Update - I updated the recipe and your guess was spot on - I used 310 ml stock 🙂
Rosemary Argent
so easy and delicious, hubby made it for tea tonight without the chilli and it was demolished in minutes great recipe.
VJ
Thank you - I'm glad you enjoyed it!
Dawn Russell
Lovely recipe. Tastes so good but In the recipe blog it states 290 degrees Celsius. I didn’t scroll down to find the actual recipe until third time of making it. Now I know why the rice hasn’t always cooked and I have to add a bit more water - I evaporated out all the water at that high temperature!

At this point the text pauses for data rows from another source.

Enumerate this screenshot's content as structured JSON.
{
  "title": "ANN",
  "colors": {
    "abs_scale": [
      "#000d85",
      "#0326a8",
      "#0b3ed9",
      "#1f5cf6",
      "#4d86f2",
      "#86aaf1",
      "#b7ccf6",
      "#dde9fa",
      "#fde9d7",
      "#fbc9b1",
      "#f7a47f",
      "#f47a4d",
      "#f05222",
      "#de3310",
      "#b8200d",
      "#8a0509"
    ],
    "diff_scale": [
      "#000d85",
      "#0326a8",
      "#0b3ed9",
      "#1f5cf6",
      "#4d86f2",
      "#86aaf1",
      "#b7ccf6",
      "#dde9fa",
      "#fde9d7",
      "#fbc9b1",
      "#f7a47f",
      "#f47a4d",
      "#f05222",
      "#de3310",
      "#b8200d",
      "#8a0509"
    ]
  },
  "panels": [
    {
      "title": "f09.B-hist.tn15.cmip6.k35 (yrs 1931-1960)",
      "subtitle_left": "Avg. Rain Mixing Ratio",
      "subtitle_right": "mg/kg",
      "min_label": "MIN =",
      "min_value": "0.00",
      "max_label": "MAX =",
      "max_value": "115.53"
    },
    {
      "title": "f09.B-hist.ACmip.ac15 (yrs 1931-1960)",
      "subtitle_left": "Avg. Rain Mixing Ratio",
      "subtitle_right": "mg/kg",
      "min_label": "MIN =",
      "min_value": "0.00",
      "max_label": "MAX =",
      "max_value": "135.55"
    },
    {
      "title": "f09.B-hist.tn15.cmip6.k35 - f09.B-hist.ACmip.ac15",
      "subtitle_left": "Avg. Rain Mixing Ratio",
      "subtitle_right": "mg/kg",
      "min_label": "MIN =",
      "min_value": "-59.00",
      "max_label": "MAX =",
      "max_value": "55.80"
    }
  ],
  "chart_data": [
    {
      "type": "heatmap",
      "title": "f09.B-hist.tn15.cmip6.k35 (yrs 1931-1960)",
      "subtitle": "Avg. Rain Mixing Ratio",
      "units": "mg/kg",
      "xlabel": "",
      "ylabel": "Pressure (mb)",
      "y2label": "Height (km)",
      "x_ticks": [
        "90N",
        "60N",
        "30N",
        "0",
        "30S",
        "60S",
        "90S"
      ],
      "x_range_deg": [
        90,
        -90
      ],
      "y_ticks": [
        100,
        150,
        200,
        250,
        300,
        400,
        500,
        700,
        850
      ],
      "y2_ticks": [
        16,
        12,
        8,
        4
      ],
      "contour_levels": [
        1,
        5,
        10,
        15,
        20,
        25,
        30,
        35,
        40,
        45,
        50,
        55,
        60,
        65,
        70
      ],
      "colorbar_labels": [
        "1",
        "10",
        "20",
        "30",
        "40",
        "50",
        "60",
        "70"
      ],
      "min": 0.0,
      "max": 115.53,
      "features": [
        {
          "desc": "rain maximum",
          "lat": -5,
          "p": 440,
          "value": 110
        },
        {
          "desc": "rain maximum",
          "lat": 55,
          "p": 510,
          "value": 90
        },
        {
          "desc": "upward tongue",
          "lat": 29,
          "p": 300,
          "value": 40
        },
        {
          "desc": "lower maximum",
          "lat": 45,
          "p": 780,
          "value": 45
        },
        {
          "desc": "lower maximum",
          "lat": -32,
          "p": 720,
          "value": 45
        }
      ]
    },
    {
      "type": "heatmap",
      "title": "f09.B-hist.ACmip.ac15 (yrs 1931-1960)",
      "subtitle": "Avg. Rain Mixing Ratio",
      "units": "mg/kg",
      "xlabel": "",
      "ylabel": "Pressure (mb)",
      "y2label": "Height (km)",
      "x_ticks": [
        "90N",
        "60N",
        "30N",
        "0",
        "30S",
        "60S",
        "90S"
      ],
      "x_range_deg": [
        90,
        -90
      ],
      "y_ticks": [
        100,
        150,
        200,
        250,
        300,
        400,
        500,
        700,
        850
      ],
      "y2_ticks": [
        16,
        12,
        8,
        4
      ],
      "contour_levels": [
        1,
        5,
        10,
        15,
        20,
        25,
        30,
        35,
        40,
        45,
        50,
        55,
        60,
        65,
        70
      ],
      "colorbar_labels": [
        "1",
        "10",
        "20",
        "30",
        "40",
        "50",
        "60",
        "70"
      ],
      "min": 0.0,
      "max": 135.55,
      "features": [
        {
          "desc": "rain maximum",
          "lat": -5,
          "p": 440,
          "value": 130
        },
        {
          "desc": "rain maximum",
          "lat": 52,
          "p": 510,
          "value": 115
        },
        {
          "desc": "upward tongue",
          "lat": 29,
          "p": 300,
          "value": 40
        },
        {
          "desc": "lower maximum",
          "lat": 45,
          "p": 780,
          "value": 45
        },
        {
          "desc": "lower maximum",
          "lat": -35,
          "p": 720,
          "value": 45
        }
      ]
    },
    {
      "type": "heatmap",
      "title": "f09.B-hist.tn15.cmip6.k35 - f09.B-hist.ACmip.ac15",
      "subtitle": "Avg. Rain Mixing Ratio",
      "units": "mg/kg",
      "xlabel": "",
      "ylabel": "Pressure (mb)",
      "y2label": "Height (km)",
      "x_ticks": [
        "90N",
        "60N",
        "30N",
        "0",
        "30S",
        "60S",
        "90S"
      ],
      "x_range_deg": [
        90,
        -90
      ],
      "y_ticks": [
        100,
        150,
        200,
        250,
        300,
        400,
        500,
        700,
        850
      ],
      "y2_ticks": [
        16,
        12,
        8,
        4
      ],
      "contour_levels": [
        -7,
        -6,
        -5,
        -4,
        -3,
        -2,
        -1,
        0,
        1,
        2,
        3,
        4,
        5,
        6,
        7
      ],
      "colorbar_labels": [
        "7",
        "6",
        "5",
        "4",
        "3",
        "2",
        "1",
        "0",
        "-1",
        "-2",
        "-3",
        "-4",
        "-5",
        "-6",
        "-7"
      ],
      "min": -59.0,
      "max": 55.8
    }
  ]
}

Someone needs to get a proof reader me thinks ☺️
VJ
Oops - proof reader (ie me) fired!!!!!!! I'll check and update the post. Thanks for pointing it out :). Fixed - should have been 190 not 290. Bit of a slip of the finger there. If you want a job as a proof reader I'm hiring 🙂
Lynda
The rice didn't get cooked at all even though I followed this recipe exactly.
VJ
I'm sorry to hear that - I've made this recipe many time with no problems. What sort of rice did you use?
Robert
Good recipe, the quantiles required a larger baking dish. As it turned out the quantities of veggies (which are my favorite veggies) would allow more fish. I would suggest cooking the rice before adding it to the recipe. I used regular bagged rice and much of it did not cook. I do not know if using Minute Rice would make a difference.
Good, easy and healthy!
VJ
I'm glad you enjoyed the recipe, but sorry your rice was still hard. Did you keep to the rice/liquid ratio of the recipe? I just use normal basmati rice that you can buy in any supermarket and I've never had a problem with it not cooking.
D A Moat
(took the fresh tomato's out) added chorizo, tin tomato's and peas as well as ground garlic, fried off the chorizo added the pepper and onion to that, heated the tin tomato's with the garlic, paprika, chilli flakes and stock cube as well as 200 mill water put rice in base of dish, put veg/chorizo mix on top of the rice, pour tomato stock mix over that, cover place in oven 15 mins place fish on top cook for a further 10 mins, add fresh or defrosted frozen peas cook for a further 5/7 mins sprinkle with fresh parsley serve with a wedge of lemon
VJ
That's what cooking is all about - finding a recipe and then adapting it to your own taste.
Beverly
This is very tasty ..I used a 9” square glass dish Needed about 5 more minutes for rice! Very tasty not very healthy . Way high in the nutrition numbers!!
Becky White
I'm currently cooking this dish for the second time in 2 weeks. It was delicious and loved by everyone in the family.
VJ
That's fantastic Becky. I'm so pleased you enjoyed it.